In a previous life, the life where I was always smartly dressed, wore full make up and high heels and never looked like a bag lady, I did a lot of work with people and personalities.
Broadly speaking we used to split people into six main character groups which were; dramatics, classics, naturals, gamines, ingenues and romantics. It makes it so much easier to understand people when you know roughly where they’re coming from. In it’s simplest terms it’s a way of describing personality traits.
At the dramatic, or yang, end of the scale you have the straight talkers. Cross one of these and you’ll get both barrels. Boom! You’ll wonder what the hell hit you but at the end of it they’ll carry on as if nothing had ever happened, once they’ve said their piece it’s over and forgotten about.
At the other end of the scale are the more yin characters. They’ll fester, brew and sulk until they’ve managed to sort it all out in their head and their heart. Cross one of these and you’ll know about it for the rest of your life. They might forgive but boy, will they remember.
Most of us have elements of both.
My Boofuls is a full on dramatic. He inadvertently scares some (actually, quite a few) people with his brooding looks and forthright manner. Me, I know what he’s like under the surface and it makes me laugh when people say they feel intimidated by him. He’s a pussycat really.

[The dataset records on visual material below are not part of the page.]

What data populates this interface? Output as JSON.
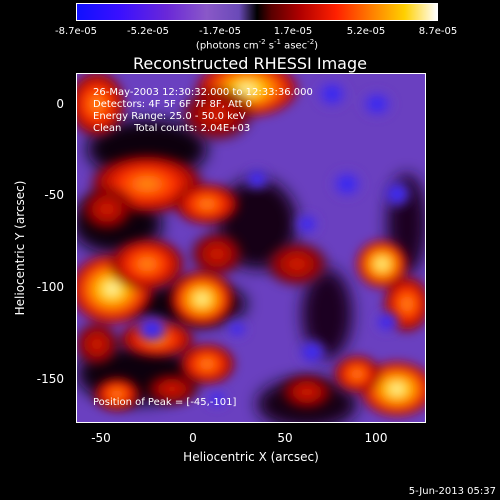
{
  "colorbar": {
    "ticks": [
      "-8.7e-05",
      "-5.2e-05",
      "-1.7e-05",
      "1.7e-05",
      "5.2e-05",
      "8.7e-05"
    ],
    "unit_prefix": "(photons cm",
    "unit_exp1": "-2",
    "unit_mid": " s",
    "unit_exp2": "-1",
    "unit_mid2": " asec",
    "unit_exp3": "-2",
    "unit_suffix": ")"
  },
  "title": "Reconstructed RHESSI Image",
  "annotations": {
    "time_range": "26-May-2003 12:30:32.000 to 12:33:36.000",
    "detectors": "Detectors: 4F 5F 6F 7F 8F, Att 0",
    "energy": "Energy Range: 25.0 - 50.0 keV",
    "clean": "Clean    Total counts: 2.04E+03",
    "peak": "Position of Peak = [-45,-101]"
  },
  "x_axis": {
    "label": "Heliocentric X (arcsec)",
    "ticks": [
      "-50",
      "0",
      "50",
      "100"
    ]
  },
  "y_axis": {
    "label": "Heliocentric Y (arcsec)",
    "ticks": [
      "0",
      "-50",
      "-100",
      "-150"
    ]
  },
  "timestamp": "5-Jun-2013 05:37"
}
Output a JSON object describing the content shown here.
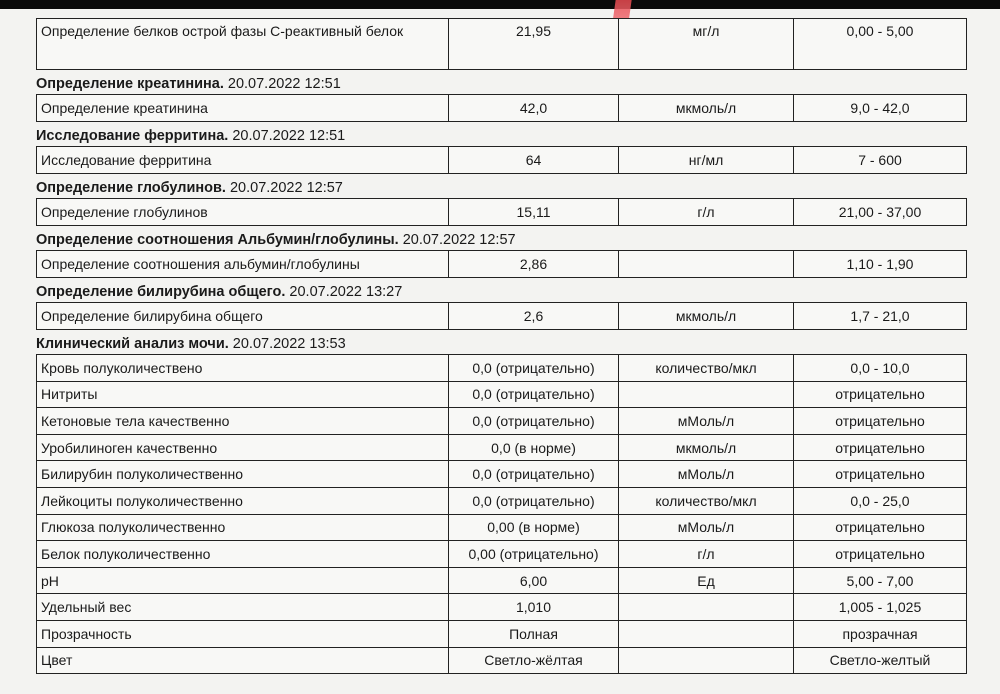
{
  "sections": [
    {
      "title": "",
      "date": "",
      "rows": [
        {
          "name": "Определение белков острой фазы С-реактивный белок",
          "value": "21,95",
          "unit": "мг/л",
          "ref": "0,00 - 5,00"
        }
      ]
    },
    {
      "title": "Определение креатинина.",
      "date": "20.07.2022 12:51",
      "rows": [
        {
          "name": "Определение креатинина",
          "value": "42,0",
          "unit": "мкмоль/л",
          "ref": "9,0 - 42,0"
        }
      ]
    },
    {
      "title": "Исследование ферритина.",
      "date": "20.07.2022 12:51",
      "rows": [
        {
          "name": "Исследование ферритина",
          "value": "64",
          "unit": "нг/мл",
          "ref": "7 - 600"
        }
      ]
    },
    {
      "title": "Определение глобулинов.",
      "date": "20.07.2022 12:57",
      "rows": [
        {
          "name": "Определение глобулинов",
          "value": "15,11",
          "unit": "г/л",
          "ref": "21,00 - 37,00"
        }
      ]
    },
    {
      "title": "Определение соотношения Альбумин/глобулины.",
      "date": "20.07.2022 12:57",
      "rows": [
        {
          "name": "Определение соотношения альбумин/глобулины",
          "value": "2,86",
          "unit": "",
          "ref": "1,10 - 1,90"
        }
      ]
    },
    {
      "title": "Определение билирубина общего.",
      "date": "20.07.2022 13:27",
      "rows": [
        {
          "name": "Определение билирубина общего",
          "value": "2,6",
          "unit": "мкмоль/л",
          "ref": "1,7 - 21,0"
        }
      ]
    },
    {
      "title": "Клинический анализ мочи.",
      "date": "20.07.2022 13:53",
      "rows": [
        {
          "name": "Кровь полуколичествено",
          "value": "0,0 (отрицательно)",
          "unit": "количество/мкл",
          "ref": "0,0 - 10,0"
        },
        {
          "name": "Нитриты",
          "value": "0,0 (отрицательно)",
          "unit": "",
          "ref": "отрицательно"
        },
        {
          "name": "Кетоновые тела качественно",
          "value": "0,0 (отрицательно)",
          "unit": "мМоль/л",
          "ref": "отрицательно"
        },
        {
          "name": "Уробилиноген качественно",
          "value": "0,0 (в норме)",
          "unit": "мкмоль/л",
          "ref": "отрицательно"
        },
        {
          "name": "Билирубин полуколичественно",
          "value": "0,0 (отрицательно)",
          "unit": "мМоль/л",
          "ref": "отрицательно"
        },
        {
          "name": "Лейкоциты полуколичественно",
          "value": "0,0 (отрицательно)",
          "unit": "количество/мкл",
          "ref": "0,0 - 25,0"
        },
        {
          "name": "Глюкоза полуколичественно",
          "value": "0,00 (в норме)",
          "unit": "мМоль/л",
          "ref": "отрицательно"
        },
        {
          "name": "Белок полуколичественно",
          "value": "0,00 (отрицательно)",
          "unit": "г/л",
          "ref": "отрицательно"
        },
        {
          "name": "pH",
          "value": "6,00",
          "unit": "Ед",
          "ref": "5,00 - 7,00"
        },
        {
          "name": "Удельный вес",
          "value": "1,010",
          "unit": "",
          "ref": "1,005 - 1,025"
        },
        {
          "name": "Прозрачность",
          "value": "Полная",
          "unit": "",
          "ref": "прозрачная"
        },
        {
          "name": "Цвет",
          "value": "Светло-жёлтая",
          "unit": "",
          "ref": "Светло-желтый"
        }
      ]
    }
  ]
}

Me, I’m a bizarre mixture that had a whole team of image consultants flummoxed with my curvy figure, childish humour and impetuous adventurous streak. In the end we settled in a mix of natural and gamine i.e. boyish ( but with huge knockers ). What I have got though is a yin streak a mile wide that causes me to stew on events that I should really just put behind me.
Like what I can hear you asking.
Well, I’ll tell you.
Like at the dog club the other week when they royally pissed me off. I’m trying really hard not to rant about it and bore you with the whole story.
So, because they’ve royally pissed me off I’ve decided that I’m not going back to that particular dog club – even if that means missing out on the demonstration in a couple of weeks that I really want to take part in and Douggie the Doggie not gaining his gold medal award for obedience.
Talk about cutting off my nose to spite my face. It’s ridiculous but I just can’t bring myself to go back because I’m still so angry.
My grown up head knows that I’d be far better telling them in no uncertain terms that I think they’re a bunch of idiots who couldn’t run a piss up in a brewery. Ok, I probably shouldn’t word it quite like that but you get my point. As it is, I mildly registered my discontent and slunk out never to return.
If this was anyone else I’d be telling them not to be silly and have a word with the club but oh no, this is me, let’s get the sodding carving knife out and lop my nose off instead, that’s a far better idea.
There are times I really wish I was more yang.